My sense, in giving the talk all over the country to diverse audiences of literate, intelligent, engaged people, was that the talk was taken exactly in the spirit in which I intended it. They understood that it was not a “real” memoir but an avowedly fictional one, right up to the very last word, and I think that almost everyone understood the literary arguments in the service of which the fictional memoir had been offered. I make this assertion on the basis of the audience reaction as I perceived it during the course of the talks, and on the comments that people made to me afterward.
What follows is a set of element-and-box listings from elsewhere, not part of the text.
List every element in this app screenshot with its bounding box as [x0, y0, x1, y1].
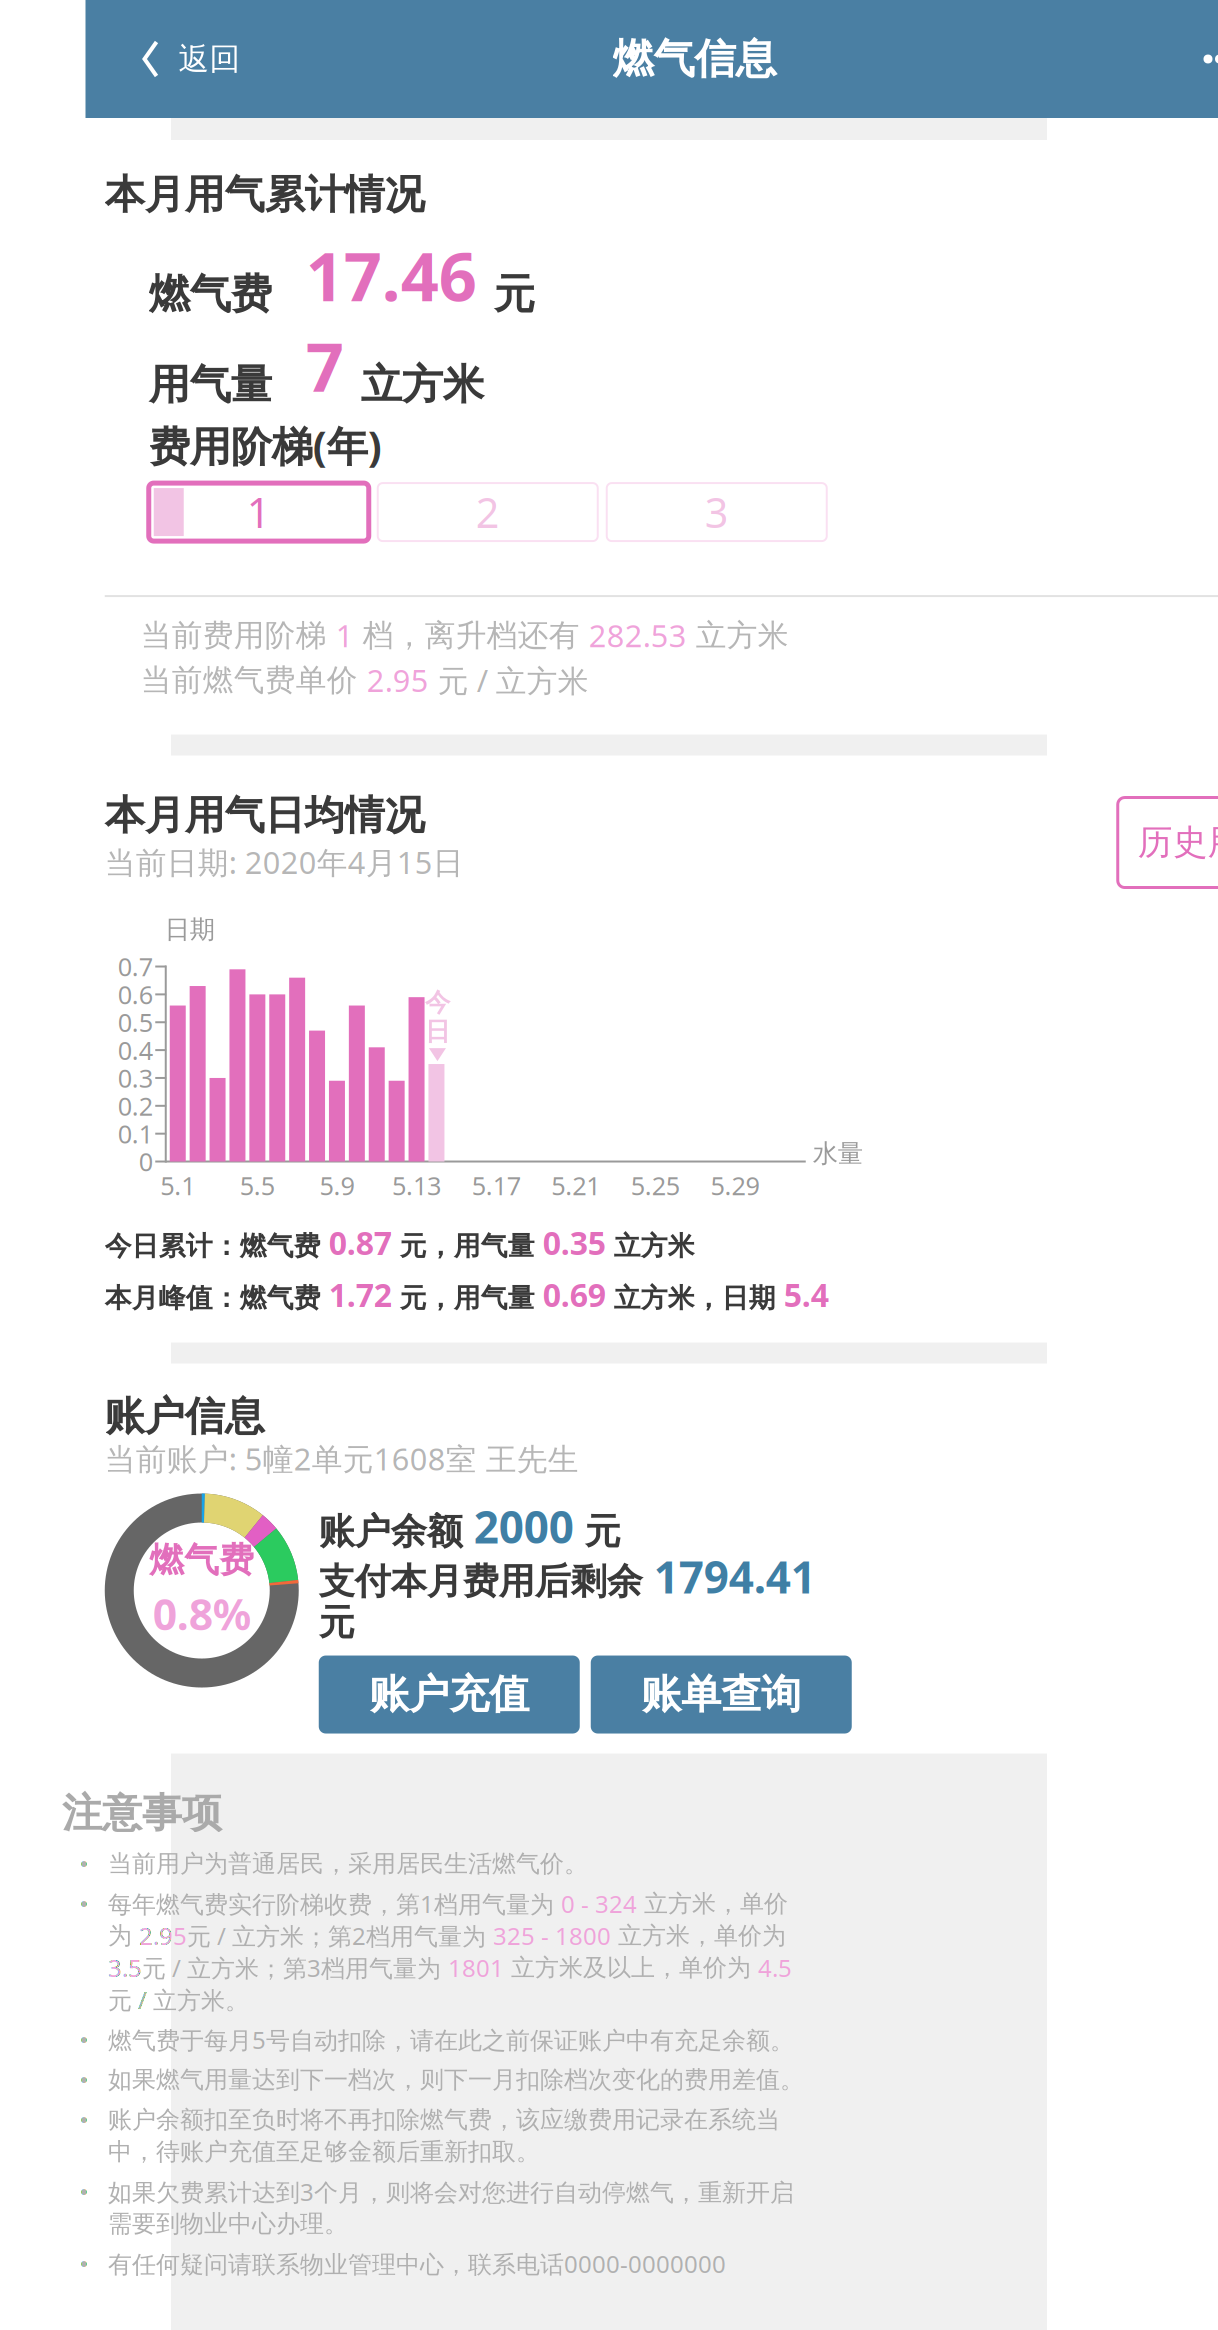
staticText: 5.1: [160, 1169, 195, 1202]
staticText: 当前日期: 2020年4月15日: [105, 842, 464, 882]
staticText: 元，用气量: [392, 1230, 543, 1262]
staticText: 立方米: [361, 359, 484, 410]
staticText: •: [80, 2064, 88, 2096]
staticText: 282.53: [589, 615, 687, 656]
staticText: •: [80, 1888, 88, 1920]
staticText: 支付本月费用后剩余: [319, 1560, 654, 1604]
staticText: 返回: [178, 40, 240, 78]
staticText: 元 / 立方米。: [108, 1984, 249, 2016]
staticText: •: [80, 2176, 88, 2208]
staticText: 1: [336, 615, 354, 656]
staticText: 5.21: [551, 1169, 600, 1202]
staticText: 立方米: [606, 1230, 695, 1262]
staticText: 立方米，单价为: [611, 1921, 786, 1950]
staticText: 本月用气累计情况: [105, 170, 425, 219]
staticText: 元: [574, 1510, 621, 1554]
staticText: 2: [476, 485, 500, 540]
staticText: 2000: [474, 1497, 574, 1556]
staticText: 7: [272, 322, 361, 410]
button[interactable]: 返回: [86, 0, 262, 118]
staticText: 费用阶梯(年): [149, 418, 382, 473]
staticText: 4.5: [758, 1952, 792, 1984]
staticText: 0.5: [118, 1005, 153, 1039]
staticText: 今: [425, 987, 450, 1018]
button[interactable]: More options: [1182, 0, 1218, 118]
staticText: 日: [425, 1016, 450, 1047]
staticText: 账户余额: [319, 1510, 474, 1554]
staticText: 燃气费: [149, 269, 272, 320]
staticText: 账单查询: [641, 1670, 801, 1719]
staticText: 1794.41: [654, 1547, 816, 1606]
staticText: 立方米，日期: [606, 1282, 784, 1314]
staticText: 0.3: [118, 1061, 153, 1095]
staticText: 17.46: [272, 231, 494, 320]
staticText: 5.9: [319, 1169, 354, 1202]
staticText: 元: [319, 1600, 355, 1645]
staticText: 账户充值: [369, 1670, 529, 1719]
button[interactable]: 历史用气查询: [1118, 798, 1218, 888]
button[interactable]: 2: [378, 483, 598, 541]
button[interactable]: 账户充值: [319, 1656, 580, 1734]
staticText: 0.4: [118, 1033, 153, 1067]
staticText: 当前费用阶梯: [141, 617, 336, 654]
staticText: 5.13: [392, 1169, 441, 1202]
staticText: •: [80, 2024, 88, 2056]
button[interactable]: 账单查询: [591, 1656, 852, 1734]
button[interactable]: 3: [607, 483, 827, 541]
staticText: 5.29: [710, 1169, 759, 1202]
staticText: 今日累计：燃气费: [105, 1230, 329, 1262]
staticText: 当前用户为普通居民，采用居民生活燃气价。: [108, 1849, 588, 1878]
staticText: 5.25: [631, 1169, 680, 1202]
staticText: 0.1: [118, 1117, 153, 1150]
staticText: 5.4: [784, 1273, 829, 1316]
staticText: 有任何疑问请联系物业管理中心，联系电话0000-0000000: [108, 2248, 726, 2280]
staticText: 2.95: [367, 660, 429, 700]
staticText: 0.35: [543, 1221, 606, 1264]
staticText: 当前账户: 5幢2单元1608室 王先生: [105, 1438, 579, 1479]
staticText: 元，用气量: [392, 1282, 543, 1314]
staticText: 325 - 1800: [493, 1920, 611, 1952]
staticText: 燃气信息: [612, 34, 776, 84]
staticText: •: [80, 2104, 88, 2136]
staticText: 立方米及以上，单价为: [504, 1953, 758, 1982]
button[interactable]: 1: [149, 483, 369, 541]
staticText: 档，离升档还有: [354, 617, 589, 654]
staticText: 5.17: [472, 1169, 521, 1202]
staticText: 0.6: [118, 978, 153, 1011]
staticText: 如果燃气用量达到下一档次，则下一月扣除档次变化的费用差值。: [108, 2065, 804, 2094]
staticText: 元 / 立方米；第2档用气量为: [187, 1920, 493, 1952]
staticText: 用气量: [149, 359, 272, 410]
staticText: 元: [494, 269, 535, 320]
staticText: 每年燃气费实行阶梯收费，第1档用气量为: [108, 1888, 561, 1920]
staticText: 元 / 立方米: [429, 660, 589, 700]
staticText: 需要到物业中心办理。: [108, 2209, 348, 2238]
staticText: 1.72: [329, 1273, 392, 1316]
staticText: •: [80, 1848, 88, 1880]
staticText: 为: [108, 1921, 139, 1950]
staticText: 如果欠费累计达到3个月，则将会对您进行自动停燃气，重新开启: [108, 2176, 794, 2208]
staticText: 0.2: [118, 1089, 153, 1123]
staticText: 立方米: [687, 617, 789, 654]
staticText: 当前燃气费单价: [141, 661, 367, 699]
staticText: 0: [139, 1145, 153, 1178]
staticText: 0.8%: [153, 1586, 251, 1642]
staticText: 中，待账户充值至足够金额后重新扣取。: [108, 2137, 540, 2166]
staticText: 2.95: [139, 1920, 187, 1952]
staticText: 本月用气日均情况: [105, 791, 425, 840]
staticText: 账户余额扣至负时将不再扣除燃气费，该应缴费用记录在系统当: [108, 2105, 780, 2134]
staticText: 5.5: [240, 1169, 275, 1202]
staticText: 本月峰值：燃气费: [105, 1282, 329, 1314]
staticText: 3.5: [108, 1952, 142, 1984]
staticText: 1: [247, 485, 271, 540]
staticText: 水量: [813, 1138, 863, 1169]
staticText: 0.87: [329, 1221, 392, 1264]
staticText: 0.7: [118, 950, 153, 983]
staticText: 立方米，单价: [637, 1889, 788, 1918]
staticText: 日期: [165, 914, 215, 945]
staticText: 3: [705, 485, 729, 540]
staticText: 注意事项: [62, 1788, 222, 1838]
staticText: •: [80, 2248, 88, 2280]
staticText: 0 - 324: [561, 1888, 637, 1920]
staticText: 元 / 立方米；第3档用气量为: [142, 1952, 448, 1984]
staticText: 燃气费: [149, 1539, 254, 1582]
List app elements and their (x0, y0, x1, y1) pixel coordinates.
A typical remark was something like “That part about writing the story about Sherlock Holmes and Captain Nemo was true, though, right?” or “I know the part about you living on Vashon Island is true!” When people said things like this, I would laugh and say something like “Are you saying you didn’t believe the rest of it? I’m outraged!” or “What do you mean that part was true?” I was teasing them, in a very obvious way. There was so much about the talk and my style of delivering it that was obvious, sometimes I worried I was hamming it up too much.

Nonetheless, there were people who did not seem to catch on entirely. There is no denying that. I believe that there were not very many such people. But there were a few who came up to me after the talk was over, and asked me about Joseph Adler, or the location of the candy store that I had said my uncle had owned in Harlem, or even about my claims of having seen golems. I will confess that, at first, I felt a mild sense of exhilaration when this occurred. If you made a man out of clay, and it really did get up and walk around, you would probably feel the same way — at first. But shortly thereafter you would begin to feel uneasy, and that is what I came to feel when somebody — and of course it really didn’t happen very often — asked me about Joseph Adler.

I’d had a similar experience with The Amazing Adventures of Kavalier & Clay. To my surprise, I discovered that there were readers who came away from the novel believing that Sam Clay and Joe Kavalier had really existed, that they had really created a character known as the Escapist back in the ’40s, and that somewhere out there you would be able to find and purchase old Escapist comic books and perhaps even original artwork drawn by Joe Kavalier. These people wrote me letters and emails asking me how they could obtain such things. I confess that I tended to view people like this as having a certain amount of the sucker in them. I was not looking for suckers. God knows I was not trying to sucker anybody. But the suckers are out there, and they will get suckered whether you want them to or not.

On the signing line after the first public reading I did from my novel The Yiddish Policemen’s Union, which presents among other deceptions an entirely fictitious, entirely Jewish modern-day city of Sitka, Alaska, an apparently intelligent and literate woman approached me to say that she had been to Sitka on a cruise and was astonished to learn now that she had somehow missed seeing all of those Jews up there. She didn’t remember any of the tall buildings either. She was not challenging me on my facts, and she was not joking. She was simply wonderstruck by her own failure to have seen all of that from the deck of her cruise ship. Listening to me read the first chapter of my novel — fully advertised as such by me in my opening remarks — was enough to make her doubt her own recollections, to accept my sophisticated lie over the crude but veracious fragments of her own memory.

I felt that Trickster flush of surprise, triumph, satisfaction: Sucker! It made me giddy; it also made me feel a little ill. I didn’t know how to disabuse her, or whether I ought to do so at all. On the one hand, I had indeed been trying, at the most fundamental level, to deceive her, along with every reader the novel would ever find, into the most passionate and foolish belief. But at the same time I was also trying, always, with no greater hope or ambition, to tell her the truth, a truth: to convey my understanding of, my own bit of information on, the nature of Jews and Alaska and Life. It is along the knife-narrow borderland between those two kingdoms, between the Empire of Lies and the Republic of Truth, more than along any other frontier on the map of existence, that Trickster makes his wandering way, and either comes to grief or finds his supper, his treasure, his fate.